Women making bread by the roadside, Antakya |
Just over a week ago, Lucy and I arrived in Turkey to begin work on Suppliants of Syria. We're partnering with our old friends from Çukurova University in Adana, where the wonderful İlke Şanlıer combines her role in the Film and TV department with directing the Research Centre in Migration. It's the perfect combination for a project that combines theatre and film with an active engagement in the ongoing refugee "crisis". The theme is being lent additional potency by the current situation in Palestine: just after we arrived, a very large protest in support of Palestine took place at the airbase in Adana, where American planes and personnel are stationed. The police used tear gas and water cannon to prevent people entering the base; but that doesn't mean that the government isn't sympathetic to the protestors' expression of solidarity between Muslims.
We've been able to establish a relationship with the Meryem Women's Co-operative: a fabulous organisation that enables Syrian women to work in areas like gardening and food production. A group of around 20 of them are in the process of becoming our Chorus. We've also been filming and researching in and around the city. I don't want to write too much about this as yet, because it needs time to absorb what we're seeing. Today we went to an area of Adana known as "Little Aleppo" on account of its large Syrian population. The poverty was very apparent. Many of the people there seem to eke out a living by selling discarded or recycled clothes which they show piled in the streets. Earlier in the week I visited Antakya: the city to the south of Adana which bore the brunt of the earthquake earlier this year. Antakya also has links to Syria: the majority of the pre-earthquake population spoke Arabic, and Syrian maps still show the area as part of their country, which they regard as having been annexed by the Turkish Republic in 1939. The city is utterly devastated. My friend Ali, who now lives near me in London, showed me round what remained of his childhood home. He often could not work out where he was, because there were no landmarks remaining. He would occasionally stop and examine the remains of a cornice or a metal door, and then say "This must be the old bank..."

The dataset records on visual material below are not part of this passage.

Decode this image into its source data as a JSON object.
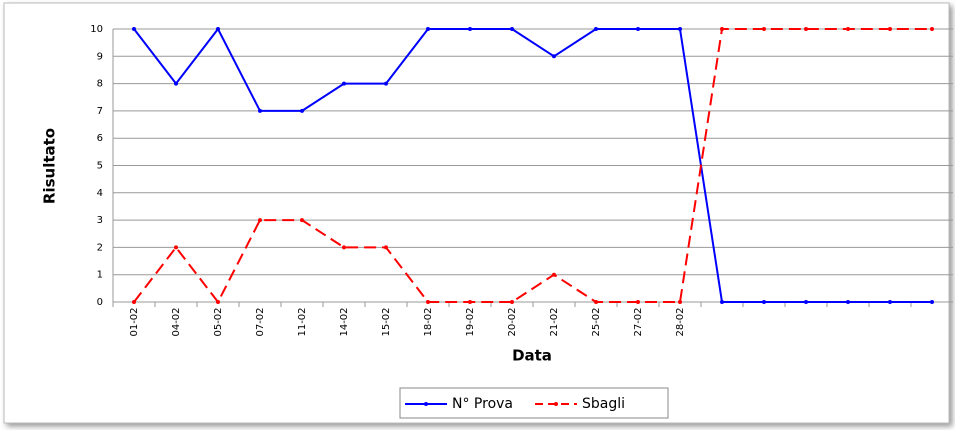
{
  "chart_data": {
    "type": "line",
    "x_label": "Data",
    "y_label": "Risultato",
    "categories": [
      "01-02",
      "04-02",
      "05-02",
      "07-02",
      "11-02",
      "14-02",
      "15-02",
      "18-02",
      "19-02",
      "20-02",
      "21-02",
      "25-02",
      "27-02",
      "28-02",
      null,
      null,
      null,
      null,
      null,
      null
    ],
    "series": [
      {
        "name": "N° Prova",
        "color": "#0000ff",
        "dash": false,
        "values": [
          10,
          8,
          10,
          7,
          7,
          8,
          8,
          10,
          10,
          10,
          9,
          10,
          10,
          10,
          0,
          0,
          0,
          0,
          0,
          0
        ]
      },
      {
        "name": "Sbagli",
        "color": "#ff0000",
        "dash": true,
        "values": [
          0,
          2,
          0,
          3,
          3,
          2,
          2,
          0,
          0,
          0,
          1,
          0,
          0,
          0,
          10,
          10,
          10,
          10,
          10,
          10
        ]
      }
    ],
    "ylim": [
      0,
      10
    ],
    "yticks": [
      0,
      1,
      2,
      3,
      4,
      5,
      6,
      7,
      8,
      9,
      10
    ],
    "grid": true
  }
}
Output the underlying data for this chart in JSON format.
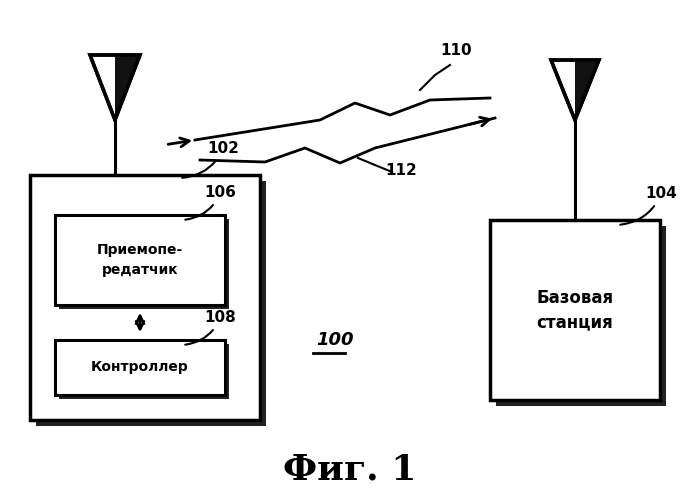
{
  "title": "Фиг. 1",
  "bg_color": "#ffffff",
  "label_102": "102",
  "label_104": "104",
  "label_106": "106",
  "label_108": "108",
  "label_110": "110",
  "label_112": "112",
  "label_100": "100",
  "text_transceiver_line1": "Приемопе-",
  "text_transceiver_line2": "редатчик",
  "text_controller": "Контроллер",
  "text_base_station_line1": "Базовая",
  "text_base_station_line2": "станция"
}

And yet, in spite of everything, life endures. Ali's parents had a 100 year old house in the rural hinterland: it was destroyed. But Ali's father Mehmet, at the age of 69, has single-handedly build a new living space beside the rubble where the old house stood, and on Wednesday night we ate the traditional meal for the end of the olive harvest and the production of the new olive oil on that land. In the middle of the wreckage, Ali pointed out a plant. "It's a tomato plant", he said. "It used to be on the balcony just above where it is now." Somehow it survived - and is thriving.